Porventura, numa tentativa de me preparar para o mundo, fui educado com recurso a um plano maléfico: ao contrário das pessoas que têm uma solução para cada problema, a minha mãe apresentava consistentemente um problema para cada solução.

Talvez em virtude desta condição, que pouco interessa ao leitor, tenha crescido com um conforto razoável face àquilo que considero ser uma verdade: o mundo, e a vida de quem nele habita, é caracterizada por uma omnipresença de problemas das mais variadas naturezas.

A palavra problema tem uma conotação negativa, o que me inquieta, porque a história demonstra que foi a resolvê-los que se fez a evolução da humanidade.

Os problemas têm má fama e não a deviam ter, até porque, em tese, resolvê-los está num lugar intelectual onde o humano ainda consegue competir com a máquina.
Vejamos: a era digital, que é caracterizada pela democratização do acesso e a utilização exponencial de tecnologia, aparenta pôr em causa os fundamentos de algumas tarefas e atividades às quais damos o nome “trabalho”.
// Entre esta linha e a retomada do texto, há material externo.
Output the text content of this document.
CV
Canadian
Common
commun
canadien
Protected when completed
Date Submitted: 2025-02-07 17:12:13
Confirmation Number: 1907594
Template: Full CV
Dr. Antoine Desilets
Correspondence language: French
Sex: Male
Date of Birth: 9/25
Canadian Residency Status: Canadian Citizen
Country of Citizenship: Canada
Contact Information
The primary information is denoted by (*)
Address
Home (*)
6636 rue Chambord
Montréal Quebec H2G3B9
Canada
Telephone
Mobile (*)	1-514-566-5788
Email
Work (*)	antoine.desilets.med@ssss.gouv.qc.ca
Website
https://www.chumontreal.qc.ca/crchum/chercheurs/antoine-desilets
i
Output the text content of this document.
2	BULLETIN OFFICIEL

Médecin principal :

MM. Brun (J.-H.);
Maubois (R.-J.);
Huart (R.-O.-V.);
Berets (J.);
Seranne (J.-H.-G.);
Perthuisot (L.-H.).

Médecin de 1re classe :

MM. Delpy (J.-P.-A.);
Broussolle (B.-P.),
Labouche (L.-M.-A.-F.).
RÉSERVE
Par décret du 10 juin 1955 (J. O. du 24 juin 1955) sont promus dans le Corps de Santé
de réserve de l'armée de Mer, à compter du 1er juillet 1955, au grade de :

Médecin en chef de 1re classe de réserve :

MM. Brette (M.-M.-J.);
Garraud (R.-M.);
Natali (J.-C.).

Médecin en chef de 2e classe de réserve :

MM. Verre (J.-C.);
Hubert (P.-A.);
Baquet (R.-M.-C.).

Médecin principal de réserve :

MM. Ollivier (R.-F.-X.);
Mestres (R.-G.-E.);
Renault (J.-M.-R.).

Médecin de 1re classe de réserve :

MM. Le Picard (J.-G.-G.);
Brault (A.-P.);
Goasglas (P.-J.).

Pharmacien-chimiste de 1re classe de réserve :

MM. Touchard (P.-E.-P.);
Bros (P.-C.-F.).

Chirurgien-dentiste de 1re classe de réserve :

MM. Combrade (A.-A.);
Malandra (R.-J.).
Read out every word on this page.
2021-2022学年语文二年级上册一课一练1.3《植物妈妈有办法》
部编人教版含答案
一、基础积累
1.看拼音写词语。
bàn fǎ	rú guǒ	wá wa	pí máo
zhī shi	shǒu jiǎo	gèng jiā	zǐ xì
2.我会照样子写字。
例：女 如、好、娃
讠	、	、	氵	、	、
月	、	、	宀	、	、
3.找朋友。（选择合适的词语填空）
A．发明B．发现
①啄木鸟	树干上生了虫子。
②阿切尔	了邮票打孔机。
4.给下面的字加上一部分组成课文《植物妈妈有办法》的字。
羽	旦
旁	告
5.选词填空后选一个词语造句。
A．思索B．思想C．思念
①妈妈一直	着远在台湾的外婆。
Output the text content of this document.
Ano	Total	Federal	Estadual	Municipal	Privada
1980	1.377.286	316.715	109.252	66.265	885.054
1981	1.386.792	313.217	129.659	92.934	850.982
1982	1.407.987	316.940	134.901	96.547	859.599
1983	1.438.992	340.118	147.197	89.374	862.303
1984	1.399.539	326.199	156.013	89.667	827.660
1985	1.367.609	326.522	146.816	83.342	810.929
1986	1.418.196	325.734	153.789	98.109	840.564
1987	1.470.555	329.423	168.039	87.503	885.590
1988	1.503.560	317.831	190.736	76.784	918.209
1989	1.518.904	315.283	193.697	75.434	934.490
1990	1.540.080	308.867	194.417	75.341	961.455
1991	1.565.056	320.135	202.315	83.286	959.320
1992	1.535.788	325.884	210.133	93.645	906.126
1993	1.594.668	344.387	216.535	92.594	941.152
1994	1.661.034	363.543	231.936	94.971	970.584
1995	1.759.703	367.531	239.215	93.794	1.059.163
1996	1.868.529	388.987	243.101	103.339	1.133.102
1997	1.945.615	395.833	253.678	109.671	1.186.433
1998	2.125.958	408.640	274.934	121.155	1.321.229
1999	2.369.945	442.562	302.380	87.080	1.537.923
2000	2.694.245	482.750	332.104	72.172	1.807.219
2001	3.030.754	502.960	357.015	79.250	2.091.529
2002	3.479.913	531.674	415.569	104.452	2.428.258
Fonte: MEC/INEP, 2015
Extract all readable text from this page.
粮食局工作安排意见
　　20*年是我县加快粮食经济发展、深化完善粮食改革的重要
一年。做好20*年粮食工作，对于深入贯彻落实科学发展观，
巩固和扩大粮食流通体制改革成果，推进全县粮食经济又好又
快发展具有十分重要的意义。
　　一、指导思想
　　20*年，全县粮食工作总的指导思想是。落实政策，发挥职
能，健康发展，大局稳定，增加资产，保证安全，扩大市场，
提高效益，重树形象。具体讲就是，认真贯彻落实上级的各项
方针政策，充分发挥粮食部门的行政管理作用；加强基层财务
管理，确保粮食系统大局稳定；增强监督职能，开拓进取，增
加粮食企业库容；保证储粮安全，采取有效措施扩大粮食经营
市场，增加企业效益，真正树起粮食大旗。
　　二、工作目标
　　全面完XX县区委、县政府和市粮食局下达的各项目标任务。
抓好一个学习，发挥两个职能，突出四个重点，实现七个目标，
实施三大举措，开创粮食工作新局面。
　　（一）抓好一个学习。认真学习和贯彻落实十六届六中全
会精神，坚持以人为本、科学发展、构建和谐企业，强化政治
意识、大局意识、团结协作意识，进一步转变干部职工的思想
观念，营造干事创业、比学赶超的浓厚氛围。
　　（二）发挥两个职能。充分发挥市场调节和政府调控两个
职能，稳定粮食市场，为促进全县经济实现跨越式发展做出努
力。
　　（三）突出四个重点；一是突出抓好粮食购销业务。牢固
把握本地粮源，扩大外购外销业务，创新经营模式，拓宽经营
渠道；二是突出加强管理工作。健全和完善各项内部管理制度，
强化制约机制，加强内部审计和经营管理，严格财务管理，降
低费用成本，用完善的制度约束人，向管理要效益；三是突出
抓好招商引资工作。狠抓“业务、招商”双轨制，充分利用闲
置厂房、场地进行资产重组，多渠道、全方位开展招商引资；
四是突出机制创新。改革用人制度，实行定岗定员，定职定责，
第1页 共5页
Defendo que, se não nos deixarmos levar pelo facilitismo das soluções binárias, a tecnologia pode contribuir para processos intelectualmente mais robustos de resolução de problemas e tirar-nos o volume de trabalho que nos impede de refletir.
Aquilo que nos consome mais tempo em processos de resolução de problemas é, tipicamente, a atividade mais passível de ser realizada com recurso a máquinas: o processamento de informação e dados.

Pelo contrário, atividades como a comunicação, coordenação e interação com outros, bem como a argumentação e tomada de decisão, parecem ser menos permeáveis à robotização.

Esta conclusão fica mais evidente quando, no topo das competências mais relevantes para os empregadores até 2025, o pensamento analítico, a inovação, a aprendizagem ativa, a resolução de problemas complexos, o pensamento crítico e a criatividade se destacam.

Há uma esperança, ainda que curta, que a digitalização e a robotização nos tragam as ferramentas para cooperarmos num espaço de construção argumentativa que nos ajude a consolidar opiniões próprias, quer na resolução dos nossos desafios empresariais, quer nos nossos desafios enquanto sociedade.

Num mundo cada vez mais complexo, onde a agenda mediática é dominada por discussões binárias, muitas das quais, com a dimensão intelectual de uma caixa de sapatos, a arte de estruturar e resolver problemas é um dos caminhos para apresentarmos ideias e soluções simples, por contraponto ao estado vigente de simplismo crónico.